The fine tuning is a continuation of the former coarse tuning, with the difference that the pan now is moved from the tuning stand to a hanging position. This is done to enable you to hear its final pitch and timbre properly.

In the fine tuning, the tuner concentrates on both the fundamental, the octave and the timbre. The same rules as earlier mentioned for coarse tuning also apply to the fine tuning. You keep on going around the pan, adjusting the partials and the fundamental of each note, this time only making small adjustments, see figures 9.7 through 9.13. If the first tuning is properly done, the fine tuning will only be a minor adjustment.

During the fine tuning you will need a strong stand to hang the pan on, see fig. 11.1. Furthermore, a well-tuned instrument or an electronic tuning device is needed to determine the correct pitch.

Photo

Fig. 11.1 Putting the pan on a stand for fine tuning. Picture showing tuning hammer, stick and electronic tuning device.

When a note reaches the right pitch, the tuner often makes some hard strokes with the stick to decide if the note is stable. If the pitch remains the same, the note is stable, otherwise it has to be re-shaped with a bit higher arch to make it more stable. Sometimes a hard stroke or a hard tap with the end of the stick can be used to fine-adjust the pitch of the note, see fig. 11.2.

Photo

Fig. 11.2 Using the stick for a final adjustment of the pitch.

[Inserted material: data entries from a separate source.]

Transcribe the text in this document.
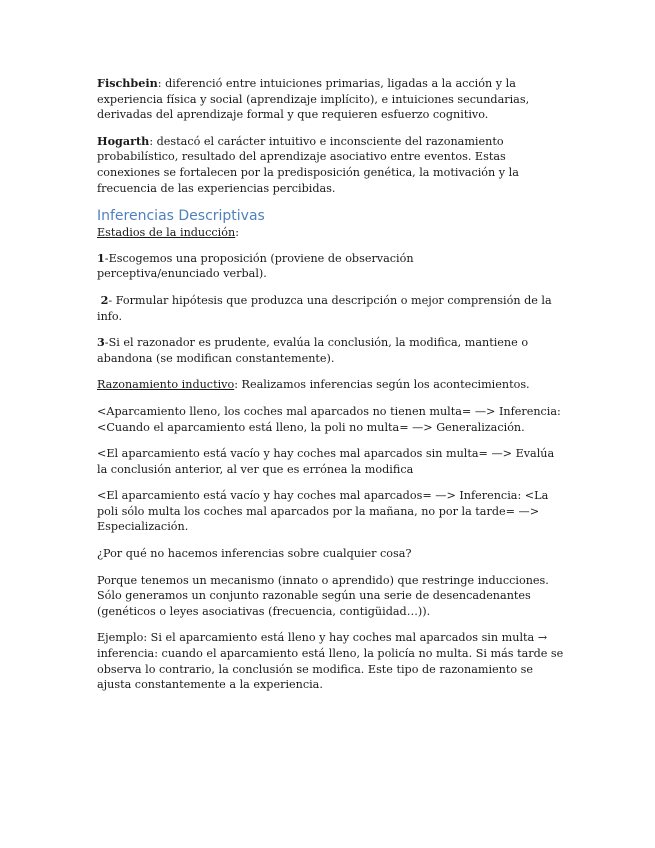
Fischbein: diferenció entre intuiciones primarias, ligadas a la acción y la experiencia física y social (aprendizaje implícito), e intuiciones secundarias, derivadas del aprendizaje formal y que requieren esfuerzo cognitivo.

Hogarth: destacó el carácter intuitivo e inconsciente del razonamiento probabilístico, resultado del aprendizaje asociativo entre eventos. Estas conexiones se fortalecen por la predisposición genética, la motivación y la frecuencia de las experiencias percibidas.

Inferencias Descriptivas

Estadios de la inducción:

1-Escogemos una proposición (proviene de observación perceptiva/enunciado verbal).

2- Formular hipótesis que produzca una descripción o mejor comprensión de la info.

3-Si el razonador es prudente, evalúa la conclusión, la modifica, mantiene o abandona (se modifican constantemente).

Razonamiento inductivo: Realizamos inferencias según los acontecimientos.

<Aparcamiento lleno, los coches mal aparcados no tienen multa= —> Inferencia: <Cuando el aparcamiento está lleno, la poli no multa= —> Generalización.

<El aparcamiento está vacío y hay coches mal aparcados sin multa= —> Evalúa la conclusión anterior, al ver que es errónea la modifica

<El aparcamiento está vacío y hay coches mal aparcados= —> Inferencia: <La poli sólo multa los coches mal aparcados por la mañana, no por la tarde= —> Especialización.

¿Por qué no hacemos inferencias sobre cualquier cosa?

Porque tenemos un mecanismo (innato o aprendido) que restringe inducciones. Sólo generamos un conjunto razonable según una serie de desencadenantes (genéticos o leyes asociativas (frecuencia, contigüidad…)).

Ejemplo: Si el aparcamiento está lleno y hay coches mal aparcados sin multa → inferencia: cuando el aparcamiento está lleno, la policía no multa. Si más tarde se observa lo contrario, la conclusión se modifica. Este tipo de razonamiento se ajusta constantemente a la experiencia.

If the pan is to be covered with chromium, the pitch and sound of the notes will change because of the extra metal put on. Even if this is the case, the tuner tries to tune the notes as well as possible at this stage. Hard tuning after the chroming will bend the metal enough to cause small cracks in the chromium layer. Later, air humidity may reach the steel through the cracks and make the pan rust.